Give that eq a try and report back on what you think. The depressed 1 to 5 kHz is not good for anyone. Indeed if you can't hear the higher bits, you would want to hear this range.
Done. I've tried this with some stuff I've heard live, classical and vocals because this is probably the most revealing material, but also "rocky" pieces which I know well. Long story short (please remember this is totally subjective hearing based and will probably not apply to you):
First, I've tried to copy your EQ as best I could (with another tool since I don't use Roon but foobar 2000 with its DSP plugin "Graphic Equalizer":
In bass, yes it's better than before, it does sound more like in a closed-back construction, if not quite. Anything more than this is too much. In the midrange, with the emphasis of the above shown range, sibilants of female singers (example: Suzanne Vega, Tom's Diner) sound strangely harsh to me (at normal listening level for me which is -16dB on the RME). Then, for violin and "airy" pieces, the -8dB dip at 8kHz is too deep a dip for my aging hearing, I don't hear the "air" I know to be in the recordings. Both effects are gone with "flattening" the EQ a bit, as ahown below. This sounds just right now and may become my daily EQ, time will show, I always need a few days to tell finally if the new sound is the right sound.

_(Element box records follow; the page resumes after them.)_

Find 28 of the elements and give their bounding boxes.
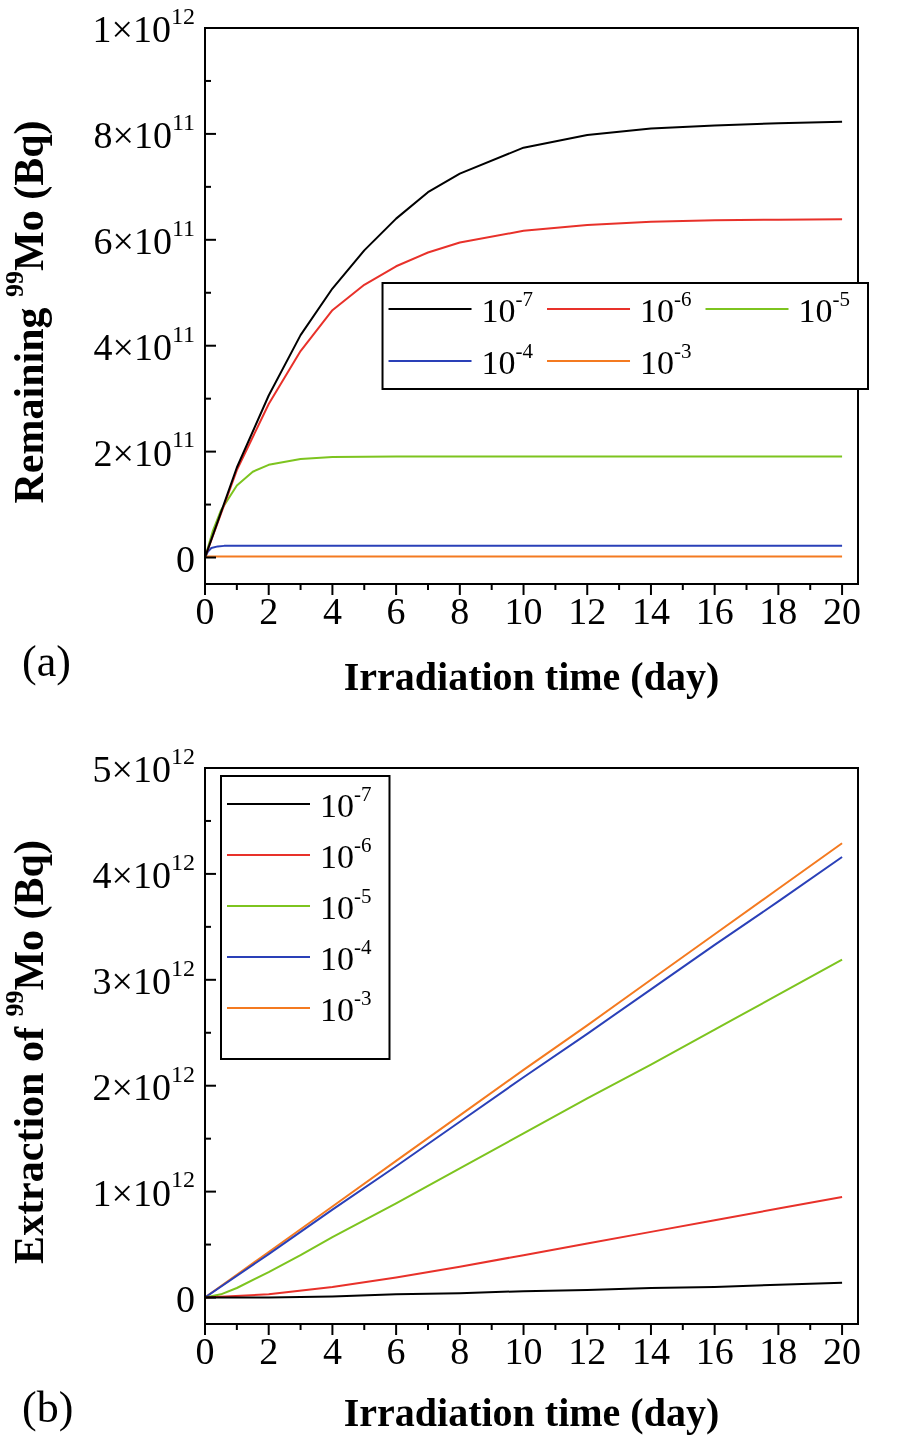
x-axis-title: Irradiation time (day) bbox=[343, 1390, 720, 1436]
x-tick-label: 4 bbox=[322, 1329, 342, 1372]
x-tick-label: 6 bbox=[386, 1329, 406, 1372]
x-tick-label: 12 bbox=[568, 589, 607, 632]
text: (b) bbox=[22, 1382, 74, 1432]
x-tick-label: 18 bbox=[759, 589, 798, 632]
y-axis-title: Remaining 99Mo (Bq) bbox=[0, 120, 53, 504]
x-tick-label: 8 bbox=[450, 1329, 470, 1372]
x-tick-label: 12 bbox=[568, 1329, 607, 1372]
y-tick-label: 0 bbox=[176, 537, 195, 580]
x-tick-label: 8 bbox=[450, 589, 470, 632]
y-tick-label: 0 bbox=[176, 1277, 195, 1320]
x-tick-label: 10 bbox=[504, 1329, 543, 1372]
x-tick-label: 20 bbox=[823, 589, 862, 632]
x-tick-label: 16 bbox=[695, 589, 734, 632]
x-tick-label: 4 bbox=[322, 589, 342, 632]
x-tick-label: 14 bbox=[631, 589, 670, 632]
x-tick-label: 18 bbox=[759, 1329, 798, 1372]
x-tick-label: 20 bbox=[823, 1329, 862, 1372]
x-tick-label: 16 bbox=[695, 1329, 734, 1372]
x-tick-label: 10 bbox=[504, 589, 543, 632]
x-axis-title: Irradiation time (day) bbox=[343, 654, 720, 700]
text: (a) bbox=[22, 636, 71, 686]
x-tick-label: 14 bbox=[631, 1329, 670, 1372]
x-tick-label: 6 bbox=[386, 589, 406, 632]
x-tick-label: 2 bbox=[259, 1329, 279, 1372]
y-axis-title: Extraction of 99Mo (Bq) bbox=[0, 840, 53, 1264]
x-tick-label: 2 bbox=[259, 589, 279, 632]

My personal half-educated guess about this: Since every ear is different, and the ear forms a "listening room" with the headphone (filling a much larger part of it than of a normal listening room), probably an individually accurate EQ could be achieved only by measuring the FR in the actual ear, and then equalized for "linearity" related to the (again individual) hearing curve. Like with shoes, size 39 may be ideal on average, but if your feet are 43 it doesn't help much.